I’m growing up in a time when Mayfair filtered Instagram pictures decide if someone is good-looking, and how many followers you have reflects how many friends you have in your social life. A time when the 140 characters allowed in an opinionated Twitter post on the latest Hunger Games determines somebody’s knowledge. A time when a woman’s vocabulary being bigger than her ass sets her apart from what men want, at least right now.

I have watched my generation become completely desensitized by television and music. I know I sound like an 80-year-old woman, but I promise you I am not. I’m just a frustrated 20-year-old who refuses to wear “J’s on her feet” and copy the behavior of Bad Girl’s Club to attract a man. Nowadays, if you’re not a “bad” bitch you’re a single bitch. (Oh yes, bad now means good and ‘bitch’ now means woman.) I can’t wait for the presidential election of 2036 when we vote for the “baddest” candidate!

I started to really think about all of this when I was dumped on my 20th birthday by the guy I had been dating for two years. He told me I was “intimidating” and “he wasn’t happy that my career was taking off in such a positive direction.” This really threw me off. I let his words sink in and I thought about them everyday for months. I started to question myself and my priorities. Should I have been less ambitious? Should I have invested more time into learning Drake’s new album than developing my own career?

I started to go on some dates a few months after the breakup—guys between the ages of 21-25—none of which were mentally stimulating in the slightest. Then, it hit me. It wasn’t just my ex-boyfriend who felt this way. It’s men in general! Men my age want to be the bread winners, yet their main aspiration in their life is to unlock the new maps in their latest XBox game. I didn’t know whether to be grateful to learn this at such a young age or to indulge in a lifetime supply of Ben & Jerry’s Cherry Garcia, sulking in the heartbreaking idea that there is no hope for the men of my era.

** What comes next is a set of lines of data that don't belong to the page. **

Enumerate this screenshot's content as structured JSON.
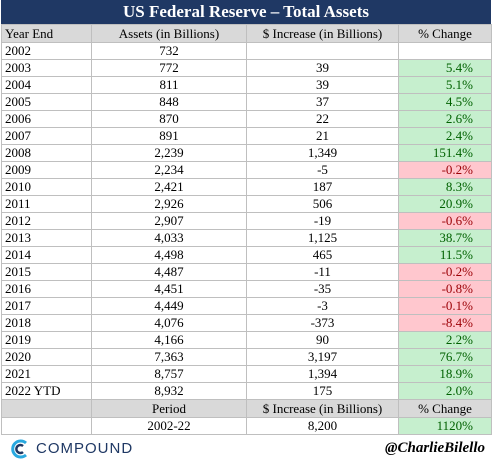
{
  "title": "US Federal Reserve – Total Assets",
  "header": [
    "Year End",
    "Assets (in Billions)",
    "$ Increase (in Billions)",
    "% Change"
  ],
  "rows": [
    {
      "year": "2002",
      "assets": "732"
    },
    {
      "year": "2003",
      "assets": "772",
      "increase": "39",
      "change": "5.4%"
    },
    {
      "year": "2004",
      "assets": "811",
      "increase": "39",
      "change": "5.1%"
    },
    {
      "year": "2005",
      "assets": "848",
      "increase": "37",
      "change": "4.5%"
    },
    {
      "year": "2006",
      "assets": "870",
      "increase": "22",
      "change": "2.6%"
    },
    {
      "year": "2007",
      "assets": "891",
      "increase": "21",
      "change": "2.4%"
    },
    {
      "year": "2008",
      "assets": "2,239",
      "increase": "1,349",
      "change": "151.4%"
    },
    {
      "year": "2009",
      "assets": "2,234",
      "increase": "-5",
      "change": "-0.2%"
    },
    {
      "year": "2010",
      "assets": "2,421",
      "increase": "187",
      "change": "8.3%"
    },
    {
      "year": "2011",
      "assets": "2,926",
      "increase": "506",
      "change": "20.9%"
    },
    {
      "year": "2012",
      "assets": "2,907",
      "increase": "-19",
      "change": "-0.6%"
    },
    {
      "year": "2013",
      "assets": "4,033",
      "increase": "1,125",
      "change": "38.7%"
    },
    {
      "year": "2014",
      "assets": "4,498",
      "increase": "465",
      "change": "11.5%"
    },
    {
      "year": "2015",
      "assets": "4,487",
      "increase": "-11",
      "change": "-0.2%"
    },
    {
      "year": "2016",
      "assets": "4,451",
      "increase": "-35",
      "change": "-0.8%"
    },
    {
      "year": "2017",
      "assets": "4,449",
      "increase": "-3",
      "change": "-0.1%"
    },
    {
      "year": "2018",
      "assets": "4,076",
      "increase": "-373",
      "change": "-8.4%"
    },
    {
      "year": "2019",
      "assets": "4,166",
      "increase": "90",
      "change": "2.2%"
    },
    {
      "year": "2020",
      "assets": "7,363",
      "increase": "3,197",
      "change": "76.7%"
    },
    {
      "year": "2021",
      "assets": "8,757",
      "increase": "1,394",
      "change": "18.9%"
    },
    {
      "year": "2022 YTD",
      "assets": "8,932",
      "increase": "175",
      "change": "2.0%"
    }
  ],
  "summary_header": [
    "Period",
    "$ Increase (in Billions)",
    "% Change"
  ],
  "summary_row": [
    "2002-22",
    "8,200",
    "1120%"
  ],
  "brand": "COMPOUND",
  "handle": "@CharlieBilello"
}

It doesn’t help that women my age are constantly told by their mothers, grandmothers, and older sisters: men never change. In fact, I’ve been told this countless times. I can’t help but think that if this is true, I am going to be 65 years old with my Bunco ladies, bitching about how our husbands are more interested in Lil’ Wayne’s 40th arrest than in taking us out for a nice dinner.

I started to think back to my ex-boyfriend, who said my career intimidated him. Of course it did, I realized. I enjoy music and the occasional Real Housewives fist fight on TV, but I refuse to let that define me as a person. I realize my ex, bless his heart, wrapped his life around media and what is considered cool to his “homies”. He was living vicariously through Wiz Khalifa’s millions of dollars instead of striving for his own. I paved the way for my future; how could that not be intimidating?

I read somewhere:

“People who lack faith, love to call you naive when you believe you deserve things they’re too weak to have hope for.” — Rob Hill Sr.

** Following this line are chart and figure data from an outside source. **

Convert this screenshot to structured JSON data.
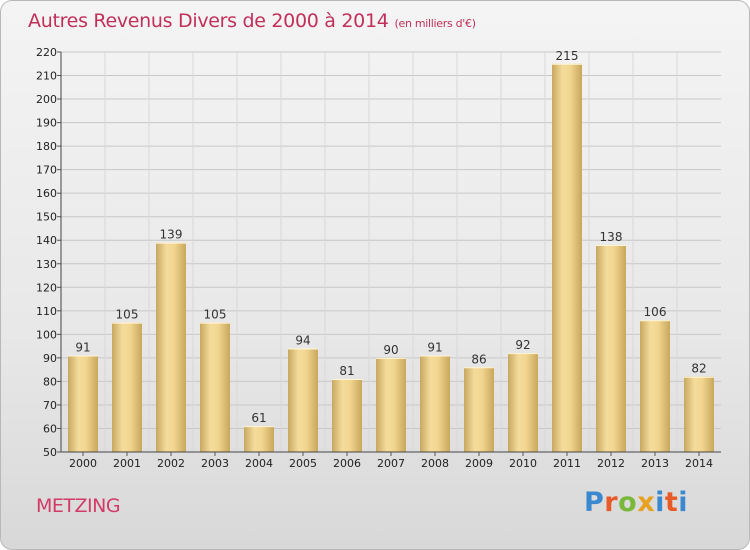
{
  "header": {
    "title": "Autres Revenus Divers de 2000 à 2014",
    "unit": "(en milliers d'€)"
  },
  "footer": {
    "city": "METZING",
    "logo": [
      "P",
      "r",
      "o",
      "x",
      "i",
      "t",
      "i"
    ]
  },
  "colors": {
    "title": "#c0305a",
    "bar_light": "#f5dc9c",
    "bar_dark": "#c8a860",
    "grid": "#c8c8c8"
  },
  "chart_data": {
    "type": "bar",
    "title": "Autres Revenus Divers de 2000 à 2014",
    "subtitle": "(en milliers d'€)",
    "xlabel": "",
    "ylabel": "",
    "categories": [
      "2000",
      "2001",
      "2002",
      "2003",
      "2004",
      "2005",
      "2006",
      "2007",
      "2008",
      "2009",
      "2010",
      "2011",
      "2012",
      "2013",
      "2014"
    ],
    "values": [
      91,
      105,
      139,
      105,
      61,
      94,
      81,
      90,
      91,
      86,
      92,
      215,
      138,
      106,
      82
    ],
    "ylim": [
      50,
      220
    ],
    "ytick_step": 10,
    "grid": true,
    "legend": "none"
  }
}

I believe any woman reading this out there, whether my age, older, or even in high school with her first real boyfriend, shouldn’t deprive herself of her hopes and dreams if a man cannot handle what she has to give. He is too weak to have hope for it himself. You should probably just walk away before he does. I promise, there is no trying to convince him that you are a greater option in the long run than the girl who can twerk better than you at the school dance. He will need to learn that on his own.

So, while he is watching YouTube tutorials on how to roll the best joint and updating himself on the latest World Star news, go make your money.